Patent and Trade Marks Attorney
Enforcing a Patent
The patentee may sue a competitor for infringement following unauthorized sale, use or manufacture of the patentee's invention in Australia. The patentee should commence infringement action promptly because all IP rights must be exercised within six years of the infringement taking action.
In Australia, annual renewal fees must be paid from the fourth anniversary of the filing date to keep the patent in force, otherwise the patent may lapse and would not be enforceable. Upon expiry of the patent, any person may exploit the invention without seeking permission from the patentee.
What is a Patent?
A patent is a monopoly granted to the owner of the invention (patentee) by IP Australia, Australian Patent Office. Typically, the patentee obtains exclusive rights to exploit the invention for 20 years. In return, the patentee provides the public with a best method of how best to work the invention.
Getting a Patent
A patent application may be filed by any person at the Australian Patent Office. There are two types of patent applications: a standard patent, normally utilized for the long term 20 year protection of the invention, and an innovation patent, generally possessing a lower threshold of inventiveness, and which expires after 8 years.

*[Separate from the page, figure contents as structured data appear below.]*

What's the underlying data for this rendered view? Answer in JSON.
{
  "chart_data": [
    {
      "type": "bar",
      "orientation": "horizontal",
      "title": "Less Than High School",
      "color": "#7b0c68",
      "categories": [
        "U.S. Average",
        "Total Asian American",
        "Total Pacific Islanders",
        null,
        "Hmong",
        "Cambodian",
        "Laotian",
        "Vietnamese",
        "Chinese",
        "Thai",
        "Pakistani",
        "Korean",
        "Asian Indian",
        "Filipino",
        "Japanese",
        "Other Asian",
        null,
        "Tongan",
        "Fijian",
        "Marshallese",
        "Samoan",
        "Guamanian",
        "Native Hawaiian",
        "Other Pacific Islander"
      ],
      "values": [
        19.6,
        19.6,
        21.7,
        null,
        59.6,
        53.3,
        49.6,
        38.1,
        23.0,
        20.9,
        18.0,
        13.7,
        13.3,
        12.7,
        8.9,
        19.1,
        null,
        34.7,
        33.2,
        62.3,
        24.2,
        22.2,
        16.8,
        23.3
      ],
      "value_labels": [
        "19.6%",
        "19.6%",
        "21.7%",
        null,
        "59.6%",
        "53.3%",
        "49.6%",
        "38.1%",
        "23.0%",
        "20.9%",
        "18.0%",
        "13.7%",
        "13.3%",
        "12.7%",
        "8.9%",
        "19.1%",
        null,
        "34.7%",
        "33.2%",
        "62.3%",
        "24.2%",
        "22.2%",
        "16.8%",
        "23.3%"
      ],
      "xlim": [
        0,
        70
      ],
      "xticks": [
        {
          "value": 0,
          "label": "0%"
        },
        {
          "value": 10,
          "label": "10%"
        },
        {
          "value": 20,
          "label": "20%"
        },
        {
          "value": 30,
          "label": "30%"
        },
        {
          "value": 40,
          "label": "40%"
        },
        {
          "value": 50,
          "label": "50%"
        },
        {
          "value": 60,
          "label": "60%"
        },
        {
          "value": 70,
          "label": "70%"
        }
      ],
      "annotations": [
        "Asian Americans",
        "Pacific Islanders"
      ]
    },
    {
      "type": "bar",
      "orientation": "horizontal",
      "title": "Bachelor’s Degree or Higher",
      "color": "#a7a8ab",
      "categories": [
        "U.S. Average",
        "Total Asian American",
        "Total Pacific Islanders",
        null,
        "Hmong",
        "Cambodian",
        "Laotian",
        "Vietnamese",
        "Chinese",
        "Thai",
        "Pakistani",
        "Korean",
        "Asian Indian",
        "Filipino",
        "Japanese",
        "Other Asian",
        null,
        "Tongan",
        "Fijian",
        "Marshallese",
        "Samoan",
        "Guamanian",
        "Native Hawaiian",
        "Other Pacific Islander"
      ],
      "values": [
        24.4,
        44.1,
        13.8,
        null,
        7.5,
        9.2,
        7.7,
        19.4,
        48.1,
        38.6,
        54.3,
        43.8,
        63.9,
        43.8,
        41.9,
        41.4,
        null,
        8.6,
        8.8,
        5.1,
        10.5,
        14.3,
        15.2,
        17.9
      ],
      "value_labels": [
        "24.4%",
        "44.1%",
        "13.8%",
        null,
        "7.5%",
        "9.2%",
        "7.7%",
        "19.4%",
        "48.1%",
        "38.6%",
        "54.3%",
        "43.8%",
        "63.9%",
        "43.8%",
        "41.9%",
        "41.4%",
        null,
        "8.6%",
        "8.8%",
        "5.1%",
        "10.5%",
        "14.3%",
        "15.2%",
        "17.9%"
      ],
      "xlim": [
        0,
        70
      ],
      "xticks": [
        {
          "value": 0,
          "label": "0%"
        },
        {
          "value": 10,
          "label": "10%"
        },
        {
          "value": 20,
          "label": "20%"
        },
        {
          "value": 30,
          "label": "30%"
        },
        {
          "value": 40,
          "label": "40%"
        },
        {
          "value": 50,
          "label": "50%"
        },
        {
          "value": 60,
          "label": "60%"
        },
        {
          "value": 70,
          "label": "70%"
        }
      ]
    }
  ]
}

The patent application must be filed in the prescribed form consisting of a complete patent specification which describes the invention sufficiently to the person skilled in the art to understand and implement it, including the best method known to the applicant of performing the invention, and including one or more claims which clearly define the scope of the monopoly and which are fairly based on the disclosure in the patent specification. This application is normally preceded by the filing of a provisionalapplication describing the invention, thus allowing the applicant to delay filing of the complete specification by up to 12 months.
In order to obtain patent protection outside of Australia, an International application may be filed by the applicant/inventor, under the Patent Cooperation Treaty (PCT), allowing automatic designation in over 125 countries. The applicant at a later stage must elect countries so that the application may enter national phase (ie. into individual countries or jurisdictions) for further processing and examination to become a patent to be effective in that jurisdiction.
Why do I Need a Patent?
A patent enables the inventor to obtain a monopoly and thereby exploit the invention, deters competitors from entering into the niche market secured by the inventor and provides a leverage into placing the inventor in a stronger position in terms of negotiating deals related to licensing and assignments.
What is a Patent Attorney?
Patent attorneys are professionals who possess expertise in drafting complex documents, including patent specifications. Jogias engages the services of a team of experts who are able to assist in preparing, drafting, filing and prosecution of patent applications.